その空を明けるのは

 自分で言うのもおかしな話だが、俺は良い子だと思う。生まれてこのかた殴り合いの喧嘩というものをしたことはないし、対人関係も比較的良好。友だちは多いわけではないけれど信頼できる人はいる。勉強だって平均くらいはできるし、誰かに大きな迷惑をかけたこともない。

 人と少し違うところがあるとすれば好きな物くらいだ。それだって人に迷惑をかけるようなものではない。俺は特撮のヒーローが好きだった。毎週日曜日に放送されているかっこいいヒーロー番組。園児や小学校の低学年に人気のアレだ。

 俺もその例外ではなく、幼稚園児の頃初めて見たヒーローに心を奪われた。初めは変身のカッコよさに。そしていつしかそのストーリーの奥深さに。

 誰もが一度は通る道、最初に憧れる存在。でも、それと同時にきっと最初に好きが過去に変わってしまう存在だ。

 幼稚園にいた頃はそれはもう周りのみんなが大好きで、ごっこ遊びをする時は誰がレッドをやるのかでいつも揉めていた。俺はレッドをやれる自信がなくていつも人気のないグリーン役を務めていた。怪人役の先生を新聞紙で作った剣で戦って倒す。なんともヒーローと言い難い遊びだった。

 そうして、仮初とはいえ同じヒーローとして戦っていた彼らもいずれ夢から醒めていった。ごっこ遊びは所詮お遊戯に過ぎない。ヒーローなんてフィクションで怪人はこの世には存在しない。現実を知るタイミング。世間ではこれを卒業というらしい。月日が経つごとにみんなはどんどん卒業していき、小学校の高学年になる頃にはレッドは俺だけのものになっていた。それは少し寂しいことではあったけれど俺はそれでもよかった。周りのみんなが卒業しても相変わらず日曜の朝はやってくるから。

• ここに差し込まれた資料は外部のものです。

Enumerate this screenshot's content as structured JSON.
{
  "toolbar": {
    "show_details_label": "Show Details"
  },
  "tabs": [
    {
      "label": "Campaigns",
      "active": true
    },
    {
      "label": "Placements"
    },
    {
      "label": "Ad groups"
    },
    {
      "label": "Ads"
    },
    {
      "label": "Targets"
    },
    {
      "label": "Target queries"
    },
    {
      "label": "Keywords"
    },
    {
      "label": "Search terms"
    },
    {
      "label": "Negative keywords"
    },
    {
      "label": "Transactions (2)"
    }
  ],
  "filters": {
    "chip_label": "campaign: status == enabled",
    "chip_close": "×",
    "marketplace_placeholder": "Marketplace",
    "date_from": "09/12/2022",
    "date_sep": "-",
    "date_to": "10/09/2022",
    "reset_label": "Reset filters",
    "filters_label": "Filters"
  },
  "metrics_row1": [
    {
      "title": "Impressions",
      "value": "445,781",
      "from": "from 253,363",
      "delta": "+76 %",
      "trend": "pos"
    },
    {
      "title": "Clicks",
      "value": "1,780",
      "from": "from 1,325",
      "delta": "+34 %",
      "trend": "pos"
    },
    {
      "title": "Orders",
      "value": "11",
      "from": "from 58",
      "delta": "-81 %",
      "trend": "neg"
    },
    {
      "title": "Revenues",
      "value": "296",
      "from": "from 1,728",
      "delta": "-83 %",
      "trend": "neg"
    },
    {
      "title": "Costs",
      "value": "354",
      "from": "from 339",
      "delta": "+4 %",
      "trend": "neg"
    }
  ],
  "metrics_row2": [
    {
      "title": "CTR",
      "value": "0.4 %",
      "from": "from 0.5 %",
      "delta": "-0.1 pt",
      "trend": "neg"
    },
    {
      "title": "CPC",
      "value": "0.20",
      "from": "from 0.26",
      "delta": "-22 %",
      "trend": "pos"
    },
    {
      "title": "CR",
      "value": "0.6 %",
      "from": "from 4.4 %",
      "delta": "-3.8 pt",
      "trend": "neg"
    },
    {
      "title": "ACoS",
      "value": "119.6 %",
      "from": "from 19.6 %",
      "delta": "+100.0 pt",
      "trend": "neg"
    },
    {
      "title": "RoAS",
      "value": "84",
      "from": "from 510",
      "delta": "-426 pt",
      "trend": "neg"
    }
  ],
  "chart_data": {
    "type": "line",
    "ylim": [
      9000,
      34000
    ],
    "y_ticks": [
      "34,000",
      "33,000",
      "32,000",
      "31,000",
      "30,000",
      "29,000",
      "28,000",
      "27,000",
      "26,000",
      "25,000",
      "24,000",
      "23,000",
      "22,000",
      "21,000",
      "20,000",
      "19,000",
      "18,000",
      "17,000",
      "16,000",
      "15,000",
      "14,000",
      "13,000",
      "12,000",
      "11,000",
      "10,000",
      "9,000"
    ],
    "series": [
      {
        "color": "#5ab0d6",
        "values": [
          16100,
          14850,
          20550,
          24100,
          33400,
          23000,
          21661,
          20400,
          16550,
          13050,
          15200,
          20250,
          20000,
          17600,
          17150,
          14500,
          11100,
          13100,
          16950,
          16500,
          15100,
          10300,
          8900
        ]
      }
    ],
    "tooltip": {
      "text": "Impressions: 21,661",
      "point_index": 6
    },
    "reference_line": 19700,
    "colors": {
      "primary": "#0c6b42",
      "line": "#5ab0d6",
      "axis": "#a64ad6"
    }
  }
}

 俺だって現実くらいは分かっている。ヒーローも怪人もいないことも。だけど、変わらず彼らはかっこよかった。だから、好き。それだけのことだ。

 母親からは度々そろそろ卒業しなさい、と言われてきたがその度俺は適当な返事を返していた。卒業する気なんて更々ないけれど、どうせ説明したって分かってもらえないから。いつか、いつかとその日を先延ばしにしていた。分かってもらえなくたって別にいい、と心の中で呟いて。

 でも、そうではないと気づかされた。

 今日、家に帰ると俺はいつものように自室に向かった。大好きなヒーローに囲まれた自分だけの空間が好きだった。

 部屋を見渡すと本棚には昔から買っているヒーローの本、棚には変身アイテムやソフビ人形、壁に貼り付けたポスター。

「……あれ? ない」

 好きなものに満たされたその空間を眺めていると不意に視線がベッドで止まる。いつもと変わらない景色。でも、そこに小さな違和感。いつもそこにあったヒーローがプリントされた枕は少し大人っぽい紺色の低反発枕に変わっていた。

 俺は慌ててリビングにいた母親の元に向かった。

「ねぇ、枕どこやったの?」

「ん? あぁ、捨てたわよ。もう汚くなってたし。ほら、佑介(ゆうすけ)も年相応なああいう枕の方がいいでしょ」

 母はなんでないことのように悪びれる様子もなく言う。口ぶりからして、むしろ親切心だったのだろう。だからこそ余計にやるせなさが襲う。勝手に捨てられたことに怒りと悲しみが沸き上がってくる。

「……大切だったのに」

「そうだ、これをきっかけに卒業してもいいんじゃない? 章くんも龍ちゃんももう卒業してるんだし」

 俺の怒りも悲しみも理解できないようで、母は自分勝手な提案をする。いつもだったら愛想笑いで返せたかもしれない。そうだねって、言葉くらいは返せたかもしれない。でも、今日は出来なかった。

 たかが枕くらいで、と人は言うかもしれない。だけど、あの枕にプリントされていたのは俺が初めて好きになったヒーローで、当時両親に駄々をこねて買ってもらった物だった。仕方ないな、と苦笑しながら買ってもらったことは今でも覚えている。何年も使っているから汚れていたことは否定できない。だけど、一言くらい聞いてほしかった。

「……もういい。もういい!」

 反射的に俺は玄関に置いてあった財布を手に持って家を出た。どこでもいいから遠くへ行きたかった。理解されないことが堪らなく辛くて悲しい。家を出てすぐ、何度も電話が鳴っていたけれど鬱陶しくなって電源を切った。初めての反抗だった。